Six months after the withdrawal of the international peace-keeping troops from Somalia, the type and level of foreign involvement in Somalia continues to be one of the key-factors influencing the political developments in the country.
Following the toppling of dictator Siyad Barre in January 1991, the allied liberation militias split along clan lines. After a mass-exodus of members of the Daarood group of clans from Mogadishu, the approaching Hawiye militia (USC) split in two sub-factions, one following the hotel-owner Ali Mahdi of the Abgaal clan and another the general Mohamed Farah "Aideed" of the opposing Habar Gedir clan. The capital -- and much of the rural interior -- has since remained divided in spheres of interest belonging to either of these two militias or their allies.
Weakening factions
One of the most remarkable aspects of this southern Somali deadlock has been the shifting character of the followings of Ali Mahdi and Aideed. Both leaders were quick to strike alliances with individual Daarood clans and also forced areas they militarily dominated-- such as the clans in the inter-riverine zone which were brutally conquered several times in 1992 -- to become their loyal supporters. However, the allegiances shift extremely rapidly and even within the Abgaal and Habar Gedir clans, support for the self-appointed leaders is not certain. Some important Abgaal businessmen have throughout the crisis sided with Aideed and, conversely, a leading Habar Gedir general has fought with his militia on Ali Mahdi's side.
More recently, Aideed's chief-financier, Osman "Ato," broke with Aideed and formed a new movement which quickly turned to the Ali Mahdi side for support. The political polarization between SSA (Somali Salvation Alliance) headed by Ali Mahdi and the SNA (Somali National Alliance) headed by Aideed has affected the entire political fabric so that a large number of the smaller factions are now effectively split in to one SSA and one SNA-loyal subfaction.

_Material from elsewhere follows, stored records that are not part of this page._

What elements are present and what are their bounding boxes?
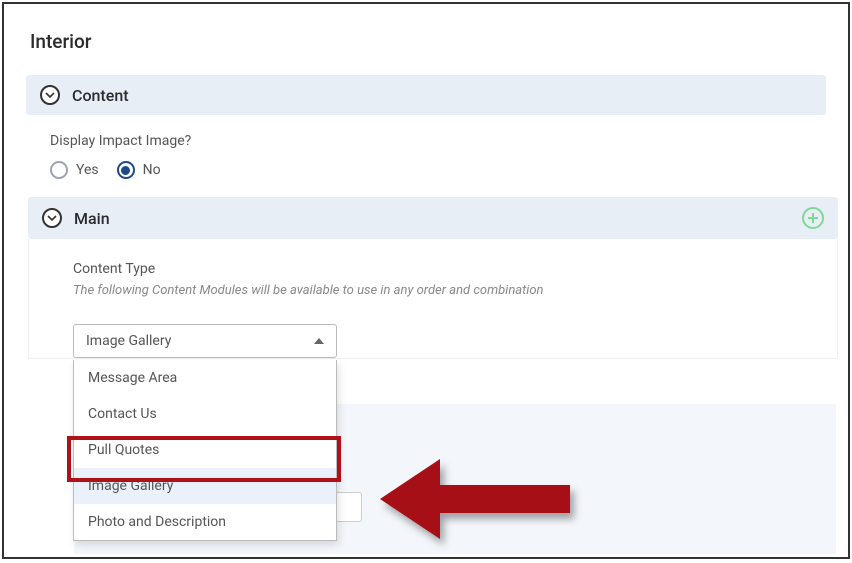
section-content-label: Content xyxy=(72,86,129,105)
dropdown-option-message-area[interactable]: Message Area xyxy=(74,360,336,396)
section-main-header[interactable]: Main xyxy=(28,197,838,239)
add-icon[interactable] xyxy=(802,207,824,229)
radio-no[interactable]: No xyxy=(117,161,161,179)
section-content-header[interactable]: Content xyxy=(26,75,826,115)
dropdown-option-photo-and-description[interactable]: Photo and Description xyxy=(74,504,336,540)
content-type-selected: Image Gallery xyxy=(86,333,171,349)
chevron-down-icon xyxy=(40,85,60,105)
dropdown-option-contact-us[interactable]: Contact Us xyxy=(74,396,336,432)
content-type-help: The following Content Modules will be av… xyxy=(73,283,837,298)
page-title: Interior xyxy=(4,4,848,53)
red-arrow-annotation-icon xyxy=(380,449,580,549)
radio-circle-icon xyxy=(50,161,68,179)
impact-image-question: Display Impact Image? xyxy=(50,133,848,149)
section-main-label: Main xyxy=(74,209,110,228)
dropdown-option-image-gallery[interactable]: Image Gallery xyxy=(74,468,336,504)
dropdown-option-pull-quotes[interactable]: Pull Quotes xyxy=(74,432,336,468)
radio-yes-label: Yes xyxy=(76,162,99,178)
content-type-dropdown-wrap: Image Gallery Message Area Contact Us Pu… xyxy=(73,324,837,358)
content-type-list: Message Area Contact Us Pull Quotes Imag… xyxy=(73,360,337,541)
radio-no-label: No xyxy=(143,162,161,178)
radio-circle-icon xyxy=(117,161,135,179)
content-type-label: Content Type xyxy=(73,261,837,277)
content-type-dropdown[interactable]: Image Gallery xyxy=(73,324,337,358)
arrow-up-icon xyxy=(314,338,324,344)
radio-yes[interactable]: Yes xyxy=(50,161,99,179)
chevron-down-icon xyxy=(42,208,62,228)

However, the strength of the factions has dwindled dramatically. With the departure of UNOSOM (UN's Operation in Somalia) and the loss of the large funds they made available in the form of salaries and generous support for various meetings staged between the factions, and given the generally diminishing influx of foreign aid, the factions' systems of patronage and redistribution of loot have begun to break up and the leaders are seriously questioned. For some time after the departure it appeared as if a group of leading Mogadishu businessmen would be able to take on a leading political role, overshadowing that of the factional leaders in the Mogadishu area. The break between Aideed and Ato is but one of many examples of this process. Not surprisingly, Aideed and other factional leaders issued a number of calls for increased international assistance and, unfortunately, even large organizations such as the ICRC and WFP, responded favourably. ICRC's recently appointed Somalia resident had only been in office for a few weeks when he declared the fertile Jubba valley a famine zone. Militia strength and the ability of factional leaders to hijack Somalia's future is a function of the levels of influx of dollars and aid. The more funds that come in, the more likely it is that the artificial factions will be able to continue to cling on to aspirations for power.

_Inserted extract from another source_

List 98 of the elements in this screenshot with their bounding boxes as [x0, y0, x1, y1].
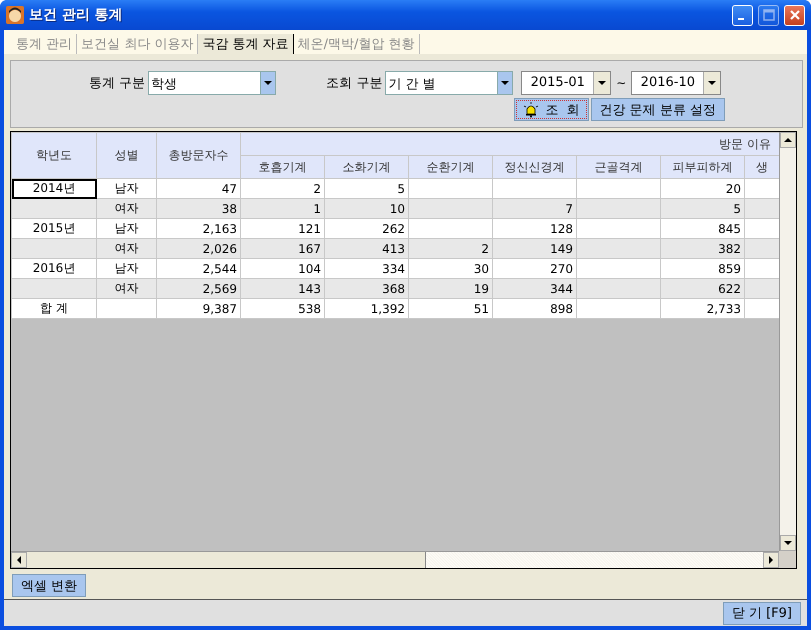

Decentralization processes
In areas that have received minimal levels of aid and political involvement, quite different processes have emerged. Most notably this has been apparent in the North-western regions which were left largely unattended by foreign donors following the Siyad's overthrow. In 1991 the area seceded from the rest of the country assuming the name "Somaliland Republic." Since then clans of the area have been engaged in an impressive series of conferences engaging continuously widening spheres of clan elders, professionals, intellectuals and modern politicians. In 1993 a bicameral parliament was established and a president elected. While clan-based hostilities occasionally flared and interrupted the gradual process towards normalization, the most serious blow towards Somaliland's relative stability was inflicted by UN's acting representative Lansane Kouyte who paid the person who had lost the presidential elections in 1993 to make a political come-back, enter in an alliance with Aideed and denounce the secession (which he himself had declared). Following this incomprehensible manoeuvre, large-scale armed fighting erupted in and around the capital Hargeysa in November last year and although fighting has since subsided some grievances remain.
In the inter-river area, among the Digil and Merifle clans, a process towards increased political stability and the formation of an administration has gained momentum since 1993. The more than 40 clans in the area has formed a bicameral parliament and declared in May this year their intention to remain autonomous in the event a Somali state is resurrected. The process has united the two strands of the local faction (SDM - Somali Democratic Movement) and combines a modern political leadership with the strength of the traditional leaders. Similarly, the Majertayn clans in the Northeast have since 1992 functioned as a mini-state on their own. A more articulate declaration of autonomy or secession would probably have been expressed a long time ago had it not been for their involvement in the southern port of Kismayo which has spread the SNA/SSA divide to the area and fuelled an internal struggle over leadership. The latter problem was also greatly inflamed by UNOSOM's support to one of the candidates.


These brief examples show that when Somalis are left on their own, they are perfectly able to produce viable and sustainable political institutions. In many areas the present political decentralization is appreciated and provides sufficient security levels for local business and agricultural production to flourish. When foreign aid is delivered in a sensible way as rewards for political achievements rather than in the vain hope to incite it, it can contribute significantly to help further processes of stabilization. Unfortunately, some organizations have continued to seek to create artificial and aid-dependant political institutions in the country, often based on whimsical notions of "grass-roots" or ill-defined ideas on "bottom-up" development. The infamous "district councils" that UNOSOM set up in 1993-94 are still receiving funding from, inter alia, Sweden. Despite two successive missions' finding that the councils are dysfunctional and all but obsolete, a recent UNDOS report (UN Development Office for Somalia) recommends funding the councils in one region only with half a million dollar. Other external actors, such as the UN's special representative, are still eager to see a single unified Somali state reemerge and spares no efforts to discredit or destabilize the autonomous and/or independent areas.